Isparta'ya gül, nereden geldi?
Gül deyince akıllara Isparta gelir. Bu bağlamda Isparta'da gül yetiştiriciliği çok eskilere uzanmıyor. Bundan yaklaşık 150 sene evvel, Gülcüzade İsmail Efendi'nin çabaları ile sonuç vermiş bu alan. Çok emek verilmiş ve sonuçları da alınmış. İşte, Bulgaristan'dan Isparta'ya uzanan gülcülüğün serüveni...
GÜNLÜK YAŞANTIMIZDA GÜLÜN YERİ
◽ Gül, öyle güzel duygular uyandıran bir bitki ki "özel günlerimizi renklendiriyor, hastalanan insanlara moral olması için götürülüyor." Kısaca günlük yaşamımızda özel bir yeri var.
◽ İşte, her insanda farklı duygular uyandıran bu bitkinin Isparta'ya gelişi çok da eskiye uzanmıyor. Şehre yaklaşık 150 yıl kadar önce gelmiş.
GÜL YETİŞTİRİLEN YERLER
◽ Henüz gül yetiştiriciliği Isparta'da yokken Burdur, Denizli, Çal yörelerinde gül tarımının yapıldığı bilinmekte. Gül yetiştiriciliğini Isparta'ya, Yalvaç ilçesinden gelip Isparta'ya yerleşen Meydanbeyoğlu, Mehmet İzzet'in oğlu İsmail Efendi getirmiş.
◽ Bu getirişin de çileli, çok ilginç bir öyküsü vardır. İsmail Efendi, iyi tahsil görmüş ve zaman içinde kendini devamlı olarak geliştirmiş.
GÜLCÜZADE İSMAİL EFENDİ
◽ Gülcüzade İsmail Efendi olarak da tanınan bu zat, ilk ticaret hamlesi gülcülük değil dokumacılık olmuş. Şehirde kurduğu dokuma tezgahları çere illere de yayılmış ve dokumacılıkta önemli katkılar da bulunmuş.
◽ Isparta'da gülcüğü dair ilk adım 1889 senesinde atılır.
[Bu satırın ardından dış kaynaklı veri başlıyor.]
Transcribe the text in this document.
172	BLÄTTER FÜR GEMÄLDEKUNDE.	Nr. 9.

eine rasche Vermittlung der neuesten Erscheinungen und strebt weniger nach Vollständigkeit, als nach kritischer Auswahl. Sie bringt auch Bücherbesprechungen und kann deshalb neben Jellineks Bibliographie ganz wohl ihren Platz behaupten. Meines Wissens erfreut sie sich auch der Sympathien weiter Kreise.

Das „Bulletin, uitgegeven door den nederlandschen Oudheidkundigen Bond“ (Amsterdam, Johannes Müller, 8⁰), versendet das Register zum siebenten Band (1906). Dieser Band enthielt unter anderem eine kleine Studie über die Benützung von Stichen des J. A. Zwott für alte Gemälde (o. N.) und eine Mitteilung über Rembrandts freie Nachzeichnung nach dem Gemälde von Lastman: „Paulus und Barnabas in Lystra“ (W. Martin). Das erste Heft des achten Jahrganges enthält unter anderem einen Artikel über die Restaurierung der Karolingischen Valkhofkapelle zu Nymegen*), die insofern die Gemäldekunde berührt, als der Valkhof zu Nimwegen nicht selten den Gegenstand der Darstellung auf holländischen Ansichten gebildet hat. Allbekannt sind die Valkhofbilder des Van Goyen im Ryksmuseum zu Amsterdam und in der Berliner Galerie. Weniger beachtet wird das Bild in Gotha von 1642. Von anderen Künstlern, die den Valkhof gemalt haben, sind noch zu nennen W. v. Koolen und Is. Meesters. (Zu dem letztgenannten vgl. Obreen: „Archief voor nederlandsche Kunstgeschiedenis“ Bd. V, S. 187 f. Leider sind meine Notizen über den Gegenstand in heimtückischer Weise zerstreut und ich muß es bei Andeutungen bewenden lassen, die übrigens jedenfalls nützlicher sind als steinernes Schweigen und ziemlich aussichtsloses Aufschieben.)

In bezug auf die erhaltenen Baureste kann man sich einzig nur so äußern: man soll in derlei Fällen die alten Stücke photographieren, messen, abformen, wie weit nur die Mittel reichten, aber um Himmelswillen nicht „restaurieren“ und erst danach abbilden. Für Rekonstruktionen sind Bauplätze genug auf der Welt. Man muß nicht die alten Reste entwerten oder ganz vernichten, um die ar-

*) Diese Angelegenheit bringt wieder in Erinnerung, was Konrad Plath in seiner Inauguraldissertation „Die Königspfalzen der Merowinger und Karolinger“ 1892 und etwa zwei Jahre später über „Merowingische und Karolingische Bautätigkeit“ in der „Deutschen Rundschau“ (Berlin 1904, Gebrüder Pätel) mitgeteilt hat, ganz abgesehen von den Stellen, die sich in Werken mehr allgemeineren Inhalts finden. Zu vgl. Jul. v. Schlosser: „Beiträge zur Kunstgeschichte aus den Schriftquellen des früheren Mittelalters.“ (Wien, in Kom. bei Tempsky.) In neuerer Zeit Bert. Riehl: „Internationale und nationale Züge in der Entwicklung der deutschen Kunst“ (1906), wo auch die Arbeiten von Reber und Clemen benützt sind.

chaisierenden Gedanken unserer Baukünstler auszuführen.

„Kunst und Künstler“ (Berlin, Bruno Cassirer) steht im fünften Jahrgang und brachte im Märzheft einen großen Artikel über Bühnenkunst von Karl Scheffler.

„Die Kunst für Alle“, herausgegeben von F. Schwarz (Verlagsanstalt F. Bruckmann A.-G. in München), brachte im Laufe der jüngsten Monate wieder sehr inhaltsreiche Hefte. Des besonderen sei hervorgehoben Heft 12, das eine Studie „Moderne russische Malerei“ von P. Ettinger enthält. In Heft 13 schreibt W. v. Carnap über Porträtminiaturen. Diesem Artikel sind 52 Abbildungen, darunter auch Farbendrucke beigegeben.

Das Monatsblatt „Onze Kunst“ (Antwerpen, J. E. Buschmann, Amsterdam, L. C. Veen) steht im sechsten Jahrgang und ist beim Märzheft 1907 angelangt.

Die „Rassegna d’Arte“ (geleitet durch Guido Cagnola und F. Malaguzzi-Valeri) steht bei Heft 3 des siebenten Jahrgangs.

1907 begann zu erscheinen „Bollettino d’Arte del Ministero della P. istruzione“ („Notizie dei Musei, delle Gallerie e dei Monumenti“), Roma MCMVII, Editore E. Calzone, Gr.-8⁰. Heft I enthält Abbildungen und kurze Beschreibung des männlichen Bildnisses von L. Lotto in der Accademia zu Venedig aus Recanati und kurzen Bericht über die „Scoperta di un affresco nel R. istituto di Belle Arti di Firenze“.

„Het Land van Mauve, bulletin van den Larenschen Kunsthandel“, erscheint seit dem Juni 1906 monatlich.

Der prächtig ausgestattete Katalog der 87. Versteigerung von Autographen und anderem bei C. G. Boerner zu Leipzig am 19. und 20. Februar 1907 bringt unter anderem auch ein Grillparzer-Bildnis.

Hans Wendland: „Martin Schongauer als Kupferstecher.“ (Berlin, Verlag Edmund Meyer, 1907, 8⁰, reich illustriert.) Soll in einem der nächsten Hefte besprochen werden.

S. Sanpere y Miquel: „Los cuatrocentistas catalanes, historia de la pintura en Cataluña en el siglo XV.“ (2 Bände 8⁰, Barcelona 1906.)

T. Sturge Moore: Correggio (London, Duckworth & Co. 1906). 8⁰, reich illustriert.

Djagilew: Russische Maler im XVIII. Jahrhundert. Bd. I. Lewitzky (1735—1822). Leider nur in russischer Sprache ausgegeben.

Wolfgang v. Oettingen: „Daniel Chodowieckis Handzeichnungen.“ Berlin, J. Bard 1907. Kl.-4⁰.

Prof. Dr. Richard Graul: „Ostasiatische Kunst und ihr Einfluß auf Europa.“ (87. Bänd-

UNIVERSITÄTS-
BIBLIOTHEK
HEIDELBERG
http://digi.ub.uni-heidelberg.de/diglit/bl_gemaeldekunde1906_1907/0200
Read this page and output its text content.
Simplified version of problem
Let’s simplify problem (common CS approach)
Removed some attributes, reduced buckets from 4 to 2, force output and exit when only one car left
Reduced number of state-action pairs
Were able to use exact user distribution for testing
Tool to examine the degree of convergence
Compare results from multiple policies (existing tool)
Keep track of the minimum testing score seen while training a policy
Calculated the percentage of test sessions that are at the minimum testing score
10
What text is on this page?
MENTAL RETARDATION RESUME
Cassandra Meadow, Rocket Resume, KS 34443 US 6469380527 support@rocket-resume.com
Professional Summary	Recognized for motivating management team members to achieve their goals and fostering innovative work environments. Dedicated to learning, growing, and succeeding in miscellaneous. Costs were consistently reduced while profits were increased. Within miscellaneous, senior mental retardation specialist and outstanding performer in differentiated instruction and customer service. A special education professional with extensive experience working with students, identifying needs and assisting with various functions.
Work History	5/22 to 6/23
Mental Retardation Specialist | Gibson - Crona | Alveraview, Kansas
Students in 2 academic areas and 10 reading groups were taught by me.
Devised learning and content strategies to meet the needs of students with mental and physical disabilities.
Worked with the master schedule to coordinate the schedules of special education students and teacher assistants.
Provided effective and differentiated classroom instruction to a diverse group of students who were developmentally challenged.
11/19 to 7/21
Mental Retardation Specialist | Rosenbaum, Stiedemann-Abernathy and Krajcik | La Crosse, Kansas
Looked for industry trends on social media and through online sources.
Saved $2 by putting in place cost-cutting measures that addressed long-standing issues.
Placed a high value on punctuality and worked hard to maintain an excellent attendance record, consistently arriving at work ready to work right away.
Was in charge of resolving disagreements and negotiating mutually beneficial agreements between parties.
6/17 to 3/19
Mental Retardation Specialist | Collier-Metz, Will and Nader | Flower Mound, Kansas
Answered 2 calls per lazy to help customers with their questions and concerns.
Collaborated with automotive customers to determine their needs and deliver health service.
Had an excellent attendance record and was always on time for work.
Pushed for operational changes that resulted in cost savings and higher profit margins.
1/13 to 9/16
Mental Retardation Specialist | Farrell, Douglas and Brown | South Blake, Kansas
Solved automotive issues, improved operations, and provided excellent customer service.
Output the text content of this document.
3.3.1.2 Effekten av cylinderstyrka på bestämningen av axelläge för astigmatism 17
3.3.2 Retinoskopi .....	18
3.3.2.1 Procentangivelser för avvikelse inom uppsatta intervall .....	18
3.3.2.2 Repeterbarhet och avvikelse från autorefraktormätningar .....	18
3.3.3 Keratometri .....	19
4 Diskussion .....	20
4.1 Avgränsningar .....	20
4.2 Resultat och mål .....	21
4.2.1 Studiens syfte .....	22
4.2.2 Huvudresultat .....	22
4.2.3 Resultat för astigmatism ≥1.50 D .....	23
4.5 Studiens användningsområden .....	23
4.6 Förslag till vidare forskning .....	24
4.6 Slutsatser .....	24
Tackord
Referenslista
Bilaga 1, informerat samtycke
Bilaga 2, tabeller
Bulgaristan'ın Kızanlık bölgesinden Denizli'ye gelen bir tapu memurunun gülden, gül yağının elde edebildiğini öğrenmesi dönüm noktası olmuştur.
ISPARTA'YA GÜL NASIL GELDİ?
◽ Gülcüzade İsmail Efendi; bu şahıs ile mektuplaşmış, gülcülük üzerine geniş bilgiler edinmiş. Gülcüzade Efendi, memleketini kalkındırmak için yeni işler denemek ve memleketindeki insanları kazandırmak ister.
◽ O dönemler Isparta'ya ne ekilse herhangi bir olum karşılığı alınamıyordur. İsmail Efendi, Denizli'ye gidip oradaki ekili gül bahçelerini görür ve hiç vakit kaybetmeden Isparta'da otuz dönümlük bir alana gül tohumlarını ektirir.
ISPARTA'DAKİ GÜLÜN SERÜVENİ
◽ Gül, sabır gerektiren bir bitkiydi. Karşılığını bir anda alamayacağını biliyordu; sabırla gül bahçelerini suladı, baktı, böceklerden vs korudu. Üç veya beş yıldan önce gülden istenen verim alınamayacaktı.
◽ Daha istenen verim alınmadan yağ yapmak için gerekli teçhizatları hazırlatmış ve tüm bunların maliyetinden ötürü maddi sıkıntılara sürüklenmiş.